If some investors are fleeing and others are too scared to enter, you may just have found an ideal place to invest your cash.
That is the advice from well- known stock picker Mark Mobius, who told The Straits Times yesterday that China is one such market, despite the volatility that has dragged it down in recent weeks.
China's benchmark Shanghai Composite Index fell 0.8 per cent to 3,205.99 yesterday, after a two- day rally that pushed the index up more than 10 per cent. That had given investors some cheer after the index plunged 15 per cent over Monday and Tuesday last week.
Dr Mobius, executive chairman of Templeton Emerging Markets Group, said: "You've got a situation in China where the government obviously wants to see the market go up, but the fact that it got involved frightened a number of people because it increased the uncertainty."
He noted that the A-share market is driven by investors who are very speculative and they often look for signals by China's government. When that market was at new highs, "the government was saying, 'we like this, we want this to happen,' and that gave a lead to the market".
"When it started coming down, people expected the government to come rescue them, but it didn't work as the confidence had been broken," said Dr Mobius, adding that it means the Asian markets will take some time to recover.
He remains unfazed by the volatility in most markets in recent weeks as they have been on a downtrend for a while now, in United States dollar terms.
"China's so-called (yuan) devaluation of 6 per cent is nothing, compared with what you've seen in other parts of the world like Malaysia or Thailand - 20 per cent to 30 per cent is usual in such currencies."
That could even bode well for certain stocks, such as stocks of an exporter, "because that company will do better with a weak currency".
"But overall, if you're in a market and suddenly there's a devaluation, and if the stocks don't correct for that, you have a loss - so we have to pay attention."
Dr Mobius, 79, does not expect investors to hold off from buying stocks now, but urges them to be cautious in times of volatility.
"It's a good idea to have cash available so that you can go in when prices are right," he said.
"We're still invested in emerging markets and have a little more cash than we normally would have because we're waiting for those opportunities. But I wouldn't say stay out of them completely, because prices have come down a lot, so there are many opportunities."

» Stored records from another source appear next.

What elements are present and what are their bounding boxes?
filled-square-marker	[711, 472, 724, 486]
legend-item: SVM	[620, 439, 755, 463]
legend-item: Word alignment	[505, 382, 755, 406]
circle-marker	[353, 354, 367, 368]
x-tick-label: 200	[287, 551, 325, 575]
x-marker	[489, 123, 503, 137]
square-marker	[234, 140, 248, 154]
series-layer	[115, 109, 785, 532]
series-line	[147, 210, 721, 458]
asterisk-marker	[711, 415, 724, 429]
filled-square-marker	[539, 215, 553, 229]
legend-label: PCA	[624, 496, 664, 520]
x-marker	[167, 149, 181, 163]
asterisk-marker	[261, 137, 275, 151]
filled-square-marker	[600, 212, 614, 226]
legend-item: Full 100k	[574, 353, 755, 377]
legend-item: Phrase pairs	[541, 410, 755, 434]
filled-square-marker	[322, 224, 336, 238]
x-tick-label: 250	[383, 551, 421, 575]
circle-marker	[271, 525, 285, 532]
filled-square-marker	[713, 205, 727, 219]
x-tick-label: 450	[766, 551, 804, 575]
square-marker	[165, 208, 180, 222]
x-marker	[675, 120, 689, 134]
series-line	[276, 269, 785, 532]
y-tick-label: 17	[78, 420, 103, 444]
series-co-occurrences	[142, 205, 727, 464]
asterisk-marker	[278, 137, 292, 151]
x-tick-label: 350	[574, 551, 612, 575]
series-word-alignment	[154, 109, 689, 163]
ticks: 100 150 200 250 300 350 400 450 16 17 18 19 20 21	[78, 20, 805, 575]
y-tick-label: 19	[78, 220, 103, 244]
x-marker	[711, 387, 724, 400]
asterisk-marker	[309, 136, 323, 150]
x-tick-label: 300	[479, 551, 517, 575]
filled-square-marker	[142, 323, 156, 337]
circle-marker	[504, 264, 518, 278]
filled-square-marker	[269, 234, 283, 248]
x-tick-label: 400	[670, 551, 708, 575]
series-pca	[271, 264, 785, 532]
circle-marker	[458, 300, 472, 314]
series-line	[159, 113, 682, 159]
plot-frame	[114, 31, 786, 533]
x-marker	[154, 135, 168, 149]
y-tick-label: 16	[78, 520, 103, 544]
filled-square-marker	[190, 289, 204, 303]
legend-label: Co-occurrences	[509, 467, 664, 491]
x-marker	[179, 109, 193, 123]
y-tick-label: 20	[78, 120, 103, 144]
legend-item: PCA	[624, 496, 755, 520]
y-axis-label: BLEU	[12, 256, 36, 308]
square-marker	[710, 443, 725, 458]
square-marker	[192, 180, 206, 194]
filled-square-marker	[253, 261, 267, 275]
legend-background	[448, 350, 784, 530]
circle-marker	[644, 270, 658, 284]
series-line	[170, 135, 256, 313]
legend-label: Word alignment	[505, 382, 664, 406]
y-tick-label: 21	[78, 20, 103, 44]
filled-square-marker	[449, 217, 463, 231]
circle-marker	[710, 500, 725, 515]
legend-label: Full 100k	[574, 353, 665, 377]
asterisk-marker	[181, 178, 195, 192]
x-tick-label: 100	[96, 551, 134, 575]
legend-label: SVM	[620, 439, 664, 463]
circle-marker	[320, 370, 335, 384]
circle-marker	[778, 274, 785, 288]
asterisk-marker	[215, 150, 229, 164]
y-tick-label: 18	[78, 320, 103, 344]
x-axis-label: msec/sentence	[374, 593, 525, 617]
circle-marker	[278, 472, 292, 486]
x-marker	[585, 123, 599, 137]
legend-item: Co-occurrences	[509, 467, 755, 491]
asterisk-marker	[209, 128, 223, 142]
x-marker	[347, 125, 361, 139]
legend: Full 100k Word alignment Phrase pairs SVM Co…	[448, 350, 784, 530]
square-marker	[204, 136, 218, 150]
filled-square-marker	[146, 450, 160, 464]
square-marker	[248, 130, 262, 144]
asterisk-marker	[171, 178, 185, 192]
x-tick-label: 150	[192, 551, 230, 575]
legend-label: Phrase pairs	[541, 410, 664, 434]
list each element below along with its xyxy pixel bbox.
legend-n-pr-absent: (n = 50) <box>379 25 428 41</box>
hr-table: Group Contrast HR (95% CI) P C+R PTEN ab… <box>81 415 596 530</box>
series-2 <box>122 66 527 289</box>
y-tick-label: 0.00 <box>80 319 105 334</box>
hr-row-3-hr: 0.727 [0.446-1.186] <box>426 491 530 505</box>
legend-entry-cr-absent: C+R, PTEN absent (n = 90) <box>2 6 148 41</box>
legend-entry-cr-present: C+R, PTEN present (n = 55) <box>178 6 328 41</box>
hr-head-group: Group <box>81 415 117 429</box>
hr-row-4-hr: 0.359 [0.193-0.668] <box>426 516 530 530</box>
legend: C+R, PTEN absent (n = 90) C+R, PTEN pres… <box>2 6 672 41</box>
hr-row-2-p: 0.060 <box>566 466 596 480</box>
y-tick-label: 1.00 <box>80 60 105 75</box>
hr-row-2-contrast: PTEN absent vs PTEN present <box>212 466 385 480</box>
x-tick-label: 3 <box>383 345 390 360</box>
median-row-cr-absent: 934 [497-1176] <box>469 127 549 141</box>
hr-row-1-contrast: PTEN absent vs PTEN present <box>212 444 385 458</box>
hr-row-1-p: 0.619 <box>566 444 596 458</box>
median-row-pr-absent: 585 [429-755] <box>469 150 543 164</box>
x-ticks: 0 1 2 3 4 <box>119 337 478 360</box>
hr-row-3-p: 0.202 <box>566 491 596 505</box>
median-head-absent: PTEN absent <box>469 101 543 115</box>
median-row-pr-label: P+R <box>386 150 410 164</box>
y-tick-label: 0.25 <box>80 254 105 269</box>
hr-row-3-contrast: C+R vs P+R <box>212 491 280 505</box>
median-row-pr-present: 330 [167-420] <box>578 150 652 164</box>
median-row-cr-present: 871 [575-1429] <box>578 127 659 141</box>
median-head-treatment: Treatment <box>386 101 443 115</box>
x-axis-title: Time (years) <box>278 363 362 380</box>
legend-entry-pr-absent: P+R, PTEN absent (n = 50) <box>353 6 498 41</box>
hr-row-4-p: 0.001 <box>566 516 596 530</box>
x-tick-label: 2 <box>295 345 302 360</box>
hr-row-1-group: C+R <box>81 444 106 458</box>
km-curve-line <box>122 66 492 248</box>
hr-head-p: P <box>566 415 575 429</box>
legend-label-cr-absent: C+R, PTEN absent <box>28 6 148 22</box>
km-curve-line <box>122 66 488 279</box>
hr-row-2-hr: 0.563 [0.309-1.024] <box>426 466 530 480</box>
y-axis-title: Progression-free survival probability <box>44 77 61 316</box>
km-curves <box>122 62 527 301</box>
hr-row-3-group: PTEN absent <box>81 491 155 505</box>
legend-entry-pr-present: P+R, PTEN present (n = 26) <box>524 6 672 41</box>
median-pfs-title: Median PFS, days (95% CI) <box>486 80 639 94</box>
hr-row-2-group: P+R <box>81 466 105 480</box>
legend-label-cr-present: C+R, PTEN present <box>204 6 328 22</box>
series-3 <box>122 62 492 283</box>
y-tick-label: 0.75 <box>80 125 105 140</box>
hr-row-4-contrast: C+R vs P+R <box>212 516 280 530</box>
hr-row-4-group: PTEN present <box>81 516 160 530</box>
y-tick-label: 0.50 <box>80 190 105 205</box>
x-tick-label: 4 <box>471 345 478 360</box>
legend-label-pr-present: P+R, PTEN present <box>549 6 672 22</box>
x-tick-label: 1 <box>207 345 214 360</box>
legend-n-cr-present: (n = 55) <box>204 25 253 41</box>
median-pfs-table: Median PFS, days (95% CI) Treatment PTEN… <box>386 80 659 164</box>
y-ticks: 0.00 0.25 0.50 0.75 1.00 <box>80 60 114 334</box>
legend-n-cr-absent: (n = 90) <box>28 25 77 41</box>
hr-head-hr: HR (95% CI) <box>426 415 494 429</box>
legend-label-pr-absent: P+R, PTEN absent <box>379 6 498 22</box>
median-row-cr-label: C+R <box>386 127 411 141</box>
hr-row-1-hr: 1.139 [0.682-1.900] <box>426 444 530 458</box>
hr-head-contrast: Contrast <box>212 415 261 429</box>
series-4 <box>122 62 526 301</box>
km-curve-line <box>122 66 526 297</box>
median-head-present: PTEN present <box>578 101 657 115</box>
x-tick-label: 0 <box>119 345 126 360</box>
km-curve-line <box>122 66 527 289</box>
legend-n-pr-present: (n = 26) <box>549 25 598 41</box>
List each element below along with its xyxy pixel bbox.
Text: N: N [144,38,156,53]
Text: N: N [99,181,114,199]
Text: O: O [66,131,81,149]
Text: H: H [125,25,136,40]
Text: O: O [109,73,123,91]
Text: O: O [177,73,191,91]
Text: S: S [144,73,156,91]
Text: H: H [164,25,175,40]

Dr Mobius said it is interesting to see how commodities are now out of favour and, to some extent, that there is concern about the financial sector, so he finds "it's not a bad idea to start looking at those sectors that are unpopular".
He expects some recovery in the emerging markets in the next 12 to 18 months, noting that bear markets are relatively short in duration, lasting 14 months on average, "and go up much higher than they go down in percentage terms".
Although uncertainty in the markets drives people out of it, Dr Mobius reminds investors of the opportunities out there in such times and that they can start looking. "It's very difficult but you really have to go against the grain sometimes."